After some recent headlines, we might understand why. The most recent news came out of Lake Elsinore California, where increased rain over the winter caused a poppy bloom which brought folks, some driving hundreds of miles, to see and sometimes destroy these beautiful flowers.
Residents weren’t too happy when they were faced with hours of traffic congestion and cars parked all over the roads from people looking to take the perfect picture. Many photos were taken from private property, with some people driving their cars up mountains, treading on flowers to get a better look. The attraction has since been shut down, but not before a few overturned cars and fights. And let's not forget about the guy who landed a helicopter right on the mountain.
Perhaps even more bizarre was a British family behaving so badly on vacation in New Zealand, the government revoked their visit and sent them home. Nicknamed the “tourists from hell,” the family was caught several times throughout their holiday behaving poorly by stealing from shops, leaving garbage all over the place, and trashing hotel rooms, prompting New Zealand to take swift action and create new laws for entry to the country beginning October 1st, 2019. Certain visitors will need to fill out an application and pay a tourism fee to gain access (for some reason, the UK isn’t one of the affected countries).

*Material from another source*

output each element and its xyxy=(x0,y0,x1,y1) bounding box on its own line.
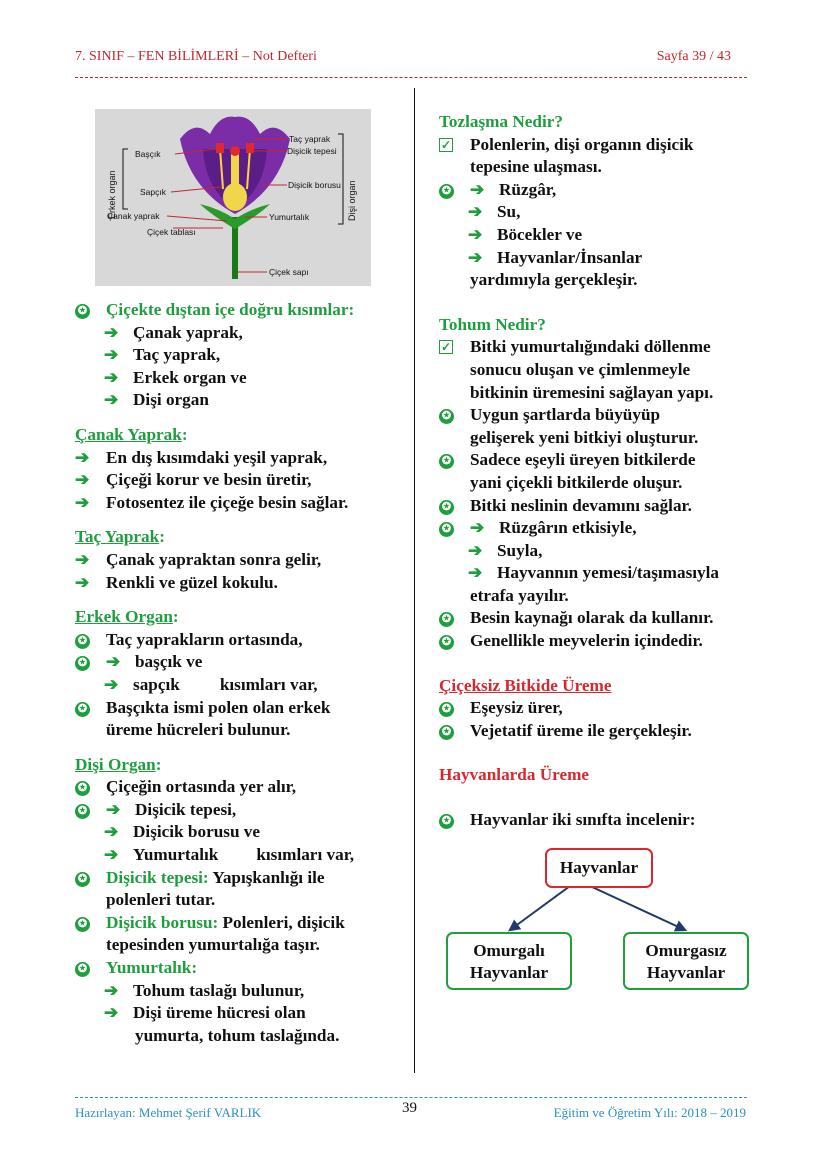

Several proponents of responsible tourism, most notably the Responsible Tourism Partnership, have been working hard to protect the authenticity of destinations across the globe and make sure tourism has a good impact on the local economy. They want you to visit responsibly and offer good tips for a fun vacation that’s enjoyable for everyone.

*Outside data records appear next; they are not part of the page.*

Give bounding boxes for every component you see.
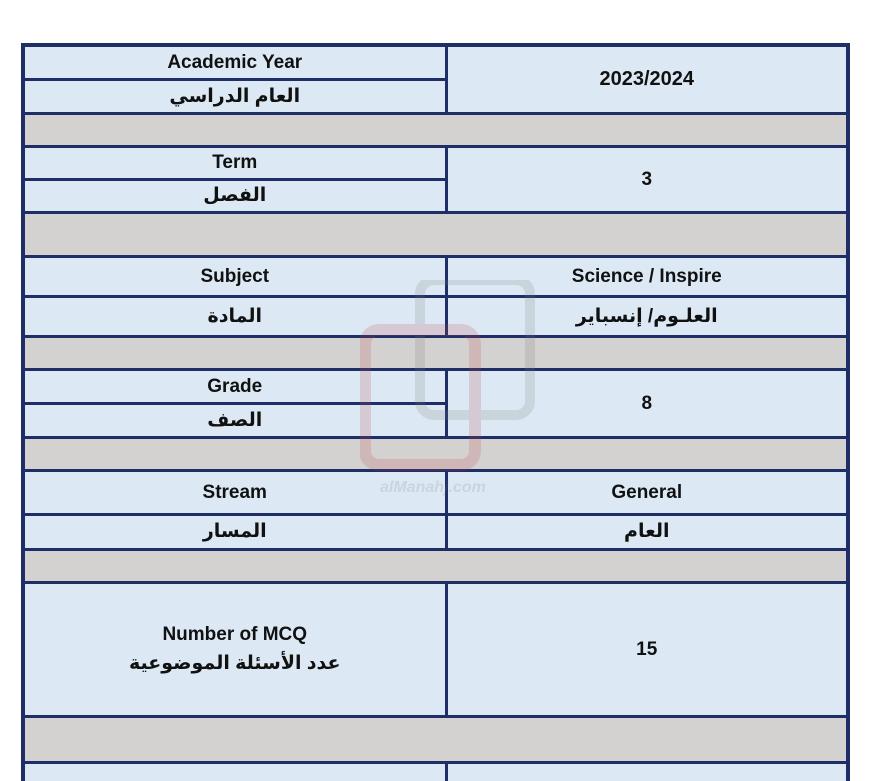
academic-year-label-en: Academic Year <box>23 45 446 79</box>
spacer-row <box>23 113 848 146</box>
spacer-row <box>23 437 848 470</box>
stream-label-ar: المسار <box>23 514 446 549</box>
mcq-label-ar: عدد الأسئلة الموضوعية <box>129 653 341 674</box>
stream-value-en: General <box>446 470 848 514</box>
academic-year-label-ar: العام الدراسي <box>23 79 446 113</box>
info-table <box>21 43 850 781</box>
spacer-row <box>23 549 848 582</box>
spacer-row <box>23 716 848 762</box>
stream-row-en <box>23 470 848 514</box>
mcq-label-cell <box>23 582 446 716</box>
subject-value-ar: العلـوم/ إنسباير <box>446 296 848 336</box>
term-value: 3 <box>446 146 848 212</box>
term-row-en <box>23 146 848 179</box>
term-label-ar: الفصل <box>23 179 446 212</box>
grade-value: 8 <box>446 369 848 437</box>
subject-label-ar: المادة <box>23 296 446 336</box>
subject-label-en: Subject <box>23 256 446 296</box>
grade-label-ar: الصف <box>23 403 446 437</box>
academic-year-value: 2023/2024 <box>446 45 848 113</box>
grade-row-en <box>23 369 848 403</box>
term-label-en: Term <box>23 146 446 179</box>
mcq-label-en: Number of MCQ <box>162 624 308 645</box>
spacer-row <box>23 212 848 256</box>
mcq-value: 15 <box>446 582 848 716</box>
stream-label-en: Stream <box>23 470 446 514</box>
subject-row-ar <box>23 296 848 336</box>
next-row-label <box>23 762 446 781</box>
academic-year-row-en <box>23 45 848 79</box>
next-row <box>23 762 848 781</box>
stream-value-ar: العام <box>446 514 848 549</box>
stream-row-ar <box>23 514 848 549</box>
grade-label-en: Grade <box>23 369 446 403</box>
next-row-value <box>446 762 848 781</box>
subject-row-en <box>23 256 848 296</box>
spacer-row <box>23 336 848 369</box>
subject-value-en: Science / Inspire <box>446 256 848 296</box>
mcq-row <box>23 582 848 716</box>
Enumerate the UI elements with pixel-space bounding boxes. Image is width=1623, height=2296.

First, avoid Airbnb’s in touristy cities like Barcelona and Venice. The rent in these towns has skyrocketed over the last few years, up to 20% per year, a result of the profits from renting out rooms. Opt instead for a quaint bed & breakfast or other small resorts. Instead of buying cheap mass-produced souvenirs, seek out artists handmaking their nation’s goods. It might be more expensive, but the quality and artisanship are worth it.
Lastly, know where you are and behave accordingly. Many new hip areas of town are in fact residential, with sleepy residents awakened throughout the night by raucous partygoers. By all means, enjoy your Guinness in Dublin and Champagne in Paris, but do it responsibly. It’s our job to explore the culture of the world and leave it intact for the next generation of wanderers.